Reputation: 44381
(This question is related to this one)
Take a look at the following session:
Python 2.7.3 (default, Jan 2 2013, 16:53:07)
[GCC 4.7.2] on linux2
Type "help", "copyright", "credits" or "license" for more information.
>>>
>>> import simplejson as json
>>>
>>> my_json = '''[
... {
... "id" : "normal",
... "txt" : "This is a normal entry"
... },
... {
... "id" : "αβγδ",
... "txt" : "This is a unicode entry"
... }
... ]'''
>>>
>>> cache = json.loads(my_json, encoding='utf-8')
>>>
>>> cache
[{'txt': 'This is a normal entry', 'id': 'normal'}, {'txt': 'This is a unicode entry', 'id': u'\u03b1\u03b2\u03b3\u03b4'}]

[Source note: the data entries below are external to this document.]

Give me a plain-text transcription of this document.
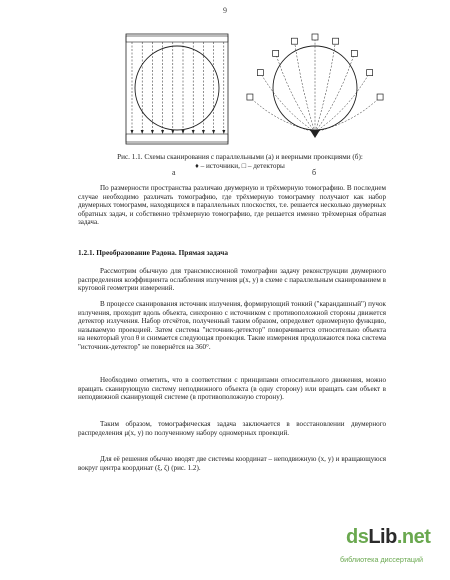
9
а	б
Рис. 1.1. Схемы сканирования с параллельными (а) и веерными проекциями (б):
♦ – источники, □ – детекторы

По размерности пространства различаю двумерную и трёхмерную томографию. В последнем случае необходимо различать томографию, где трёхмерную томограмму получают как набор двумерных томограмм, находящихся в параллельных плоскостях, т.е. решается несколько двумерных обратных задач, и собственно трёхмерную томографию, где решается именно трёхмерная обратная задача.

1.2.1. Преобразование Радона. Прямая задача

Рассмотрим обычную для трансмиссионной томографии задачу реконструкции двумерного распределения коэффициента ослабления излучения μ(x, y) в схеме с параллельным сканированием в круговой геометрии измерений.

В процессе сканирования источник излучения, формирующий тонкий ("карандашный") пучок излучения, проходит вдоль объекта, синхронно с источником с противоположной стороны движется детектор излучения. Набор отсчётов, полученный таким образом, определяет одномерную функцию, называемую проекцией. Затем система "источник-детектор" поворачивается относительно объекта на некоторый угол θ и снимается следующая проекция. Такие измерения продолжаются пока система "источник-детектор" не повернётся на 360°.

Необходимо отметить, что в соответствии с принципами относительного движения, можно вращать сканирующую систему неподвижного объекта (в одну сторону) или вращать сам объект в неподвижной сканирующей системе (в противоположную сторону).

Таким образом, томографическая задача заключается в восстановлении двумерного распределения μ(x, y) по полученному набору одномерных проекций.

Для её решения обычно вводят две системы координат – неподвижную (x, y) и вращающуюся вокруг центра координат (ξ, ζ) (рис. 1.2).

dsLib.net
библиотека диссертаций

Why is the json decoder producing sometimes unicode, and sometimes plain strings? Isn't it supposed to produce always unicode?
Upvotes: 2
Views: 193
Reputation: 10177
It seems to be an optimization in simplejson, from simplejson docs:
If s is a str then decoded JSON strings that contain only ASCII characters may be parsed as str for performance and memory reasons. If your code expects only unicode the appropriate solution is decode s to unicode prior to calling decode.
Note: Any any characters included in ASCII are encoded the same in both UTF-8 and ASCII. So ASCII is a subset of UTF-8.
Upvotes: 4